Brian Clark wrote:
> I'd love to be able to do this too. I posted a message similar to this a
> while ago to the list and didn't get anything. Anyone have any ideas on
> how to do this?
> 
> Brian!
> 
> 
> Michael Fuller said:

If you're versed and have plenty of time for C, you shouldn't have too
many problems adding this functionality for IP address ranges. 
Modify qmail-smptd to check for an environment variables such as "$RELAYTYPE".
You can set RELAYTYPE or others with TCP rules. TCP rules would be edited by an
external process. This process would be responsible for reading groups 
information from the LDAP directory. Another way is to modify qmail-smtpd
to do this directly from LDAP, but do we really want to bloat up qmail-smtpd?
A trick would be to have a complete qmail-smtpd replacement.
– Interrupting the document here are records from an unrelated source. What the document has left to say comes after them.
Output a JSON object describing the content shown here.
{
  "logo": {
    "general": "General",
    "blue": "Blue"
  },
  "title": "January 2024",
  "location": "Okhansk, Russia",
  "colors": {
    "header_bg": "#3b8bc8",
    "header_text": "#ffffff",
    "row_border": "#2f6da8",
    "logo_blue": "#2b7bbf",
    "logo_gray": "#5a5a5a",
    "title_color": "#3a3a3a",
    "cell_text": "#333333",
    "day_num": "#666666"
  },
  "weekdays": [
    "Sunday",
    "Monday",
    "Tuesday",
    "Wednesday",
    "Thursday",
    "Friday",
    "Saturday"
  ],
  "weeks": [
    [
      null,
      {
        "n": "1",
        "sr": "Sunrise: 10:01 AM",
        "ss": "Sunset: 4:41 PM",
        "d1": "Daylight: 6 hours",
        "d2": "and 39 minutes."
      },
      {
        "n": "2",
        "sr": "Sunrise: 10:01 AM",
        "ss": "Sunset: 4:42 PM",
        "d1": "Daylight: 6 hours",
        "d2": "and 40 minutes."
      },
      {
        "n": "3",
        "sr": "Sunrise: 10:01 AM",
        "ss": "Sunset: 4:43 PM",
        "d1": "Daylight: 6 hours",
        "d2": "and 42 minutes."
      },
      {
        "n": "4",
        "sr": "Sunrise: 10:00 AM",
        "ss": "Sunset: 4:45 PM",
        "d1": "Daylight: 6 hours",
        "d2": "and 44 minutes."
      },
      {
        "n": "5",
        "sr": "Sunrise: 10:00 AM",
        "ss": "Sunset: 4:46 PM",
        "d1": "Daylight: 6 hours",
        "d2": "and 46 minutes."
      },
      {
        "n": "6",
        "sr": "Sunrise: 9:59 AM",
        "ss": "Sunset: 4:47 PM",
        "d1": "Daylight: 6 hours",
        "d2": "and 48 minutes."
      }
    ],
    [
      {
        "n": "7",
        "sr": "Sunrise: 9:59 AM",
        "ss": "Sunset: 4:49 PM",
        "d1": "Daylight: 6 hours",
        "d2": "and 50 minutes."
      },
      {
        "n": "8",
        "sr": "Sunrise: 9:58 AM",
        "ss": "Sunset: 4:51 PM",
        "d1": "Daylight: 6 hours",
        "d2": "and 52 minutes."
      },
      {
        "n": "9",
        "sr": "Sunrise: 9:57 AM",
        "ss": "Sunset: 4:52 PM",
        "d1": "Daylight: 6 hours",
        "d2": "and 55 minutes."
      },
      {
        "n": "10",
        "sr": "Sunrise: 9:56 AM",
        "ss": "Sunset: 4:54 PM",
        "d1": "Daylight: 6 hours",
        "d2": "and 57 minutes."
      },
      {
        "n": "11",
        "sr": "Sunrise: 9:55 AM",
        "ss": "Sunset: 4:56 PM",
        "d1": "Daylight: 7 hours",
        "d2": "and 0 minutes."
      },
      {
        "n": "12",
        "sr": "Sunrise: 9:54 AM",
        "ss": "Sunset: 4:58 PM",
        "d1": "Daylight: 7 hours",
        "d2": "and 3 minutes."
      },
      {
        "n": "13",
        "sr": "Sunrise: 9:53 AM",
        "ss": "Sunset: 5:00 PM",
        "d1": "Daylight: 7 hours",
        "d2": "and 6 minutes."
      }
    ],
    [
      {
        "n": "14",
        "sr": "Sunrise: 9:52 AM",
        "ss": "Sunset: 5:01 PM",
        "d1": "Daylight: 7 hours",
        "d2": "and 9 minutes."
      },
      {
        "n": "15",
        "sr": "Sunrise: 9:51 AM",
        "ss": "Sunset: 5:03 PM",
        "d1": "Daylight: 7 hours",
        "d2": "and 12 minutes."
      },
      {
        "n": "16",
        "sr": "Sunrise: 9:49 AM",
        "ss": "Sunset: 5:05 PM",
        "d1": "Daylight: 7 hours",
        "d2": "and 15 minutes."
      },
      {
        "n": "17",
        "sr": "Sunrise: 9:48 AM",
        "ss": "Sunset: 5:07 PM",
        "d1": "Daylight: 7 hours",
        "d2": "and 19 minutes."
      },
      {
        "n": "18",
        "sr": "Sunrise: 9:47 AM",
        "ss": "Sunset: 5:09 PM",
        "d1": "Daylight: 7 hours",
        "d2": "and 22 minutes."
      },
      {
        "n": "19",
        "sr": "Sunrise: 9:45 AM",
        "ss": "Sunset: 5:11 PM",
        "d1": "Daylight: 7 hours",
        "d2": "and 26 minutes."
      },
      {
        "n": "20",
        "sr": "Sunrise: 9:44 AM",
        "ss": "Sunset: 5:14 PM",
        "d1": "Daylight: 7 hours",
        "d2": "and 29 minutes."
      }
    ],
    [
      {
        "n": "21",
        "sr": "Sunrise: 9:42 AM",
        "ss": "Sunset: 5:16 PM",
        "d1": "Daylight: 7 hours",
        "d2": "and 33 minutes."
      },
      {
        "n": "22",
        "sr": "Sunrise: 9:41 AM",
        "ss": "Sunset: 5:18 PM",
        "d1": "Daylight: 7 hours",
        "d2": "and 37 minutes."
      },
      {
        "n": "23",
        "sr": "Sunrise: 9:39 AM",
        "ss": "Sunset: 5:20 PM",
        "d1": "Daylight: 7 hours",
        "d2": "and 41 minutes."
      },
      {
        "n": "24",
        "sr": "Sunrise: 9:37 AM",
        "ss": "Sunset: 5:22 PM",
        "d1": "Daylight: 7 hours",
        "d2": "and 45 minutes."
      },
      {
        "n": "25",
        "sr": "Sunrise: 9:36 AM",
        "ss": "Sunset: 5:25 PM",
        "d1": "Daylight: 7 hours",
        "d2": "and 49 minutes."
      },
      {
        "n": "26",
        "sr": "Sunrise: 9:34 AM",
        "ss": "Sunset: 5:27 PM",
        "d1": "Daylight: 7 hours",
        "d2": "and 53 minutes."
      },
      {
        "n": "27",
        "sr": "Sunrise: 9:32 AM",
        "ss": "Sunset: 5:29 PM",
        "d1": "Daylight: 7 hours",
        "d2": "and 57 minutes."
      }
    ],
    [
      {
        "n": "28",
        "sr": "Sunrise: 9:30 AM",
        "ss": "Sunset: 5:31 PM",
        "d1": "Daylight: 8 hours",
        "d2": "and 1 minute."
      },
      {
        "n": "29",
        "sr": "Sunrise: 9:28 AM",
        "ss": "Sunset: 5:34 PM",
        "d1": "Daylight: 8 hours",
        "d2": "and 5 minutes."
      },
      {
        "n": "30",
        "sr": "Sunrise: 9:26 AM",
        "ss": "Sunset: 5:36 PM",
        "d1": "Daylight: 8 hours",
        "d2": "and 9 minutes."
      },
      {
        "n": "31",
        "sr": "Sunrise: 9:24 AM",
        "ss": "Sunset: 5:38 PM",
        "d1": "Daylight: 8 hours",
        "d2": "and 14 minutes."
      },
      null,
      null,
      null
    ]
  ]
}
If
written with the tinyldap API, wouldn't be much larger. You really don't
want to add OpenLDAP bloat to qmail-smtpd for busy servers.

This is somewhat related. One good way to selectively relay is by
knowing IP address ranges of the SMTP clients. We update our TCP rules for
qmail-smtpd from the SQL database (trigger) which is being written to by our
RADIUS server (for those email users who are coming from our dial-up; our dial-up
provider doesn't update us on their network changes). If there's an IP address
range we don't know about, it will be added to TCP rules automatically.